Mas naquele banco de jardim o conhecimento transforma-se em matéria sensual, enigmática e sedutora. O conhecimento é erótico nos filmes de Brisseau, que começou a sua carreira como professor – continuo a achar que, neste sentido, ele é o grande herdeiro no cinema de Georges Bataille. Os corpos teorizam, na sua acção (na sedução e no sexo), a possibilidade de uma transgressão absolutamente radical. De quê exactamente? De tabus, sim, mas também das estruturas cristalizadas da sociedade (a escada social, o mercado de trabalho ou as “certezas” da mentalidade mais positivista). Por isso, sim, Brisseau deve muito a Rohmer, mas ele também pediu de empréstimo as asas de um anjo exterminador chamado Luis Buñuel e o sentido muito materialista de sagrado de um Robert Bresson. Não se tratou nunca de mera citação ou homenagem embasbacada, mas de uma sublimação de todas estas elevadíssimas matérias fílmicas. Brisseau era o carrefour do melhor cinema de autor europeu.
Luís Mendonça
Nunca o tinha visto como o último porque tinha esperanças de que Brisseau ainda conseguiria ter acesso a meios de produção normais para, pelo menos, mais um filme. Não aconteceu. Felizmente, não foi isso que o impossibilitou de continuar a fazer belos trabalhos cinematográficos, recorrendo a meios mais modestos como o seu apartamento a servir de principal décor e uma equipa e elenco quantitativamente em torno do estritamente necessário. Foi o caso dessa pequena obra-prima chamada La fille de nulle part (A Rapariga de Parte Nenhuma, 2012) e daquela que se verá, daqui em diante, como a sua despedida ao meio que explorou de forma tão poética, Que le diable nous emporte (Que o Diabo Nos Carregue, 2018). Despedida que, recorde-se, termina uma carreira de uma melancolia lírica e profunda não com uma lágrima, nem com um aceno, mas sim com uma gargalhada.

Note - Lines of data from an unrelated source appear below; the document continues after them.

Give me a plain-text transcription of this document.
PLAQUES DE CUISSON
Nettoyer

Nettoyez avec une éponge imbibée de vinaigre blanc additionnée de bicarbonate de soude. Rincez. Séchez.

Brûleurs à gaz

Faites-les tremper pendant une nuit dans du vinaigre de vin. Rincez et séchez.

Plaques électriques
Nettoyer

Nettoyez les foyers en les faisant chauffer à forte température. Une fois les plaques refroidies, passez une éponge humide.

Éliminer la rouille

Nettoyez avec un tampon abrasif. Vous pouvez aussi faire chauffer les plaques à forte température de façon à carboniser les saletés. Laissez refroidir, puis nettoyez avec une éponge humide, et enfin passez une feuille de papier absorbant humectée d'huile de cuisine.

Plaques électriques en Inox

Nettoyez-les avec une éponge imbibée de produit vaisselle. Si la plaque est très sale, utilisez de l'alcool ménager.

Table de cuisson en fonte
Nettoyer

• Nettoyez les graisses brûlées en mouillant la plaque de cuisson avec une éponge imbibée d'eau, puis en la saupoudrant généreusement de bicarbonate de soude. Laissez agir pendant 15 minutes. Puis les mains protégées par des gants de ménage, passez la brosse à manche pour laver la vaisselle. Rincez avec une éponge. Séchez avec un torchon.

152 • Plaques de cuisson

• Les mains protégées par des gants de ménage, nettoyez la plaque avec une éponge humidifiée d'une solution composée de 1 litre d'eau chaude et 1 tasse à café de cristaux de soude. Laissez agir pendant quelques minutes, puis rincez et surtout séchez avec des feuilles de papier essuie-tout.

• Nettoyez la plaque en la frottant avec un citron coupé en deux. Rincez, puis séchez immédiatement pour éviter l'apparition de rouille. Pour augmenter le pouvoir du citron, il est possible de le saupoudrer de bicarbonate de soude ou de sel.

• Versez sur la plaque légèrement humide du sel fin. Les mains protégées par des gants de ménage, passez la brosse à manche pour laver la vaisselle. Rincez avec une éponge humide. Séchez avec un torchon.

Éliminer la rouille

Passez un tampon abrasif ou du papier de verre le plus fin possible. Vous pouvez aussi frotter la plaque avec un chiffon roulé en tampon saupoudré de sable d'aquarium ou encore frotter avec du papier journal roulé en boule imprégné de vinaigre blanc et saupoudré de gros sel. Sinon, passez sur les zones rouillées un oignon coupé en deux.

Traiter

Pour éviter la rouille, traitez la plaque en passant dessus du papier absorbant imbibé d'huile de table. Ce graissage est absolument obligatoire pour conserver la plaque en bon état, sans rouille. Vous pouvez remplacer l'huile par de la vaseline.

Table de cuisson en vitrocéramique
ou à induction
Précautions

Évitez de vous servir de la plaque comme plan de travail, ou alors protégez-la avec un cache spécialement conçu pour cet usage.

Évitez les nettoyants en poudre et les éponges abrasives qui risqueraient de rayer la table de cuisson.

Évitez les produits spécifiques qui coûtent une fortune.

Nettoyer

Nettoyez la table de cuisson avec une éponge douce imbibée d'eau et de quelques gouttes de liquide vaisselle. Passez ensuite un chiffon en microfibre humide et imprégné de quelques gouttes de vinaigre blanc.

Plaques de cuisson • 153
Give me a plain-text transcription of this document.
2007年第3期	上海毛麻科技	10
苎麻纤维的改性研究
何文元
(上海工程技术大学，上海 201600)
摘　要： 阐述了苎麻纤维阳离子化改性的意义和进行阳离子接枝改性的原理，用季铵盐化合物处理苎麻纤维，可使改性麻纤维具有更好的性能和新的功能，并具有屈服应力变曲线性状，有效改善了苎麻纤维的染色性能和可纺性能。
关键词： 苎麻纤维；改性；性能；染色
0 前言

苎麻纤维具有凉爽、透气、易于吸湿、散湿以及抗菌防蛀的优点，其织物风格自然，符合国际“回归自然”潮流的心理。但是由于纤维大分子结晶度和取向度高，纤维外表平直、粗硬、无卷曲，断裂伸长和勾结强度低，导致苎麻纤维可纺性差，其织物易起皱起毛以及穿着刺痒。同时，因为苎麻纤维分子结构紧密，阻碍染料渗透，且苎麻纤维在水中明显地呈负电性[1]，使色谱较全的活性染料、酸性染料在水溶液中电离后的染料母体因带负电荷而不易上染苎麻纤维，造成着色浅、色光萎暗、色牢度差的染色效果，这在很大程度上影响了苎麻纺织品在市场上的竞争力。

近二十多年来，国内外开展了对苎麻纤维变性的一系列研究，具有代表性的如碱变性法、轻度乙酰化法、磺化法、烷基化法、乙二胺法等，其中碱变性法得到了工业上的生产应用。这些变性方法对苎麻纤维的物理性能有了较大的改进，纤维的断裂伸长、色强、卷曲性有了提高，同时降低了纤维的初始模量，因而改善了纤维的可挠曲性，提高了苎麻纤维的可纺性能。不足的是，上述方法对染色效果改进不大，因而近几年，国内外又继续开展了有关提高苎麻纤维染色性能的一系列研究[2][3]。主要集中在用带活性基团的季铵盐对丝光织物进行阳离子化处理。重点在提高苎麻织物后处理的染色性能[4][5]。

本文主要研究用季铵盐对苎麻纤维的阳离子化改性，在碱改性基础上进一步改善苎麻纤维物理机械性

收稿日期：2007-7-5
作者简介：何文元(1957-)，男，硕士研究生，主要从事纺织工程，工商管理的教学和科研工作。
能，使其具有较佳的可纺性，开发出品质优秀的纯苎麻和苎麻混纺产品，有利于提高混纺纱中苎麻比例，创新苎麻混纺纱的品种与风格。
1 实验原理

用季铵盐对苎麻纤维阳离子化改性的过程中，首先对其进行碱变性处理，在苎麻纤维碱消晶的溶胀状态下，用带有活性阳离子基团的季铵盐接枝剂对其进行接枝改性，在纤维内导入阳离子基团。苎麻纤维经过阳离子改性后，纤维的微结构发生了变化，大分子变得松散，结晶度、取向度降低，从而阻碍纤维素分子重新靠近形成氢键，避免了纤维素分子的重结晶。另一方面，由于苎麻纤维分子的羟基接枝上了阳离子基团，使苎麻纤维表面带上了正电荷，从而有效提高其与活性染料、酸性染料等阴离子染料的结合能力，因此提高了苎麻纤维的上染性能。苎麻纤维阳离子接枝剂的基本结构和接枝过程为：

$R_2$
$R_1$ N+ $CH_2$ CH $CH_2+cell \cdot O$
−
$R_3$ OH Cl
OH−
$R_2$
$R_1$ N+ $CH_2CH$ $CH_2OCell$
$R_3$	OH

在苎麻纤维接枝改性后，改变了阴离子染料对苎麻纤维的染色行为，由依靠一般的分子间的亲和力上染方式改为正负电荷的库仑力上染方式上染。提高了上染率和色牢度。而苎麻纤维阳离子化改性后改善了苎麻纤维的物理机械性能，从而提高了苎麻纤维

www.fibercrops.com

A fúria suburbana percorrida pelas suas fantasias e fantasmas de De bruit et de fureur (1988), o erotismo em claro-escuro com uma dimensão diabólica de Les anges exterminateurs (Os Anjos Exterminadores, 2006), a aura crepuscular que serve de medula ao já referido La fille de nulle part, há várias razões que me fazem preferir outros Brisseaus a este. Mas se escolho aqui o seu derradeiro, filme cósmico, transcendentalmente lúbrico e assumidamente artesanal, é por uma razão tão simples quanto esta: a força que aquele riso ganha ao termos em mente a partida de quem o filmou. É uma imagem bonita e de uma imperturbabilidade desafiante, que passará a ser vista como a de alguém que estava na presença vizinha da morte e decidiu troçar dela. Dos vários atributos que podemos admirar na obra de Jean-Claude Brisseau, estimemos também este je m’en fous mofador diante da inexorável gadanha. Porque não há, verdadeiramente, muitos artistas de quem se possa dizer que fecharam a carreira a rir. Principalmente quando parecia já não haver razões nenhumas para fazê-lo.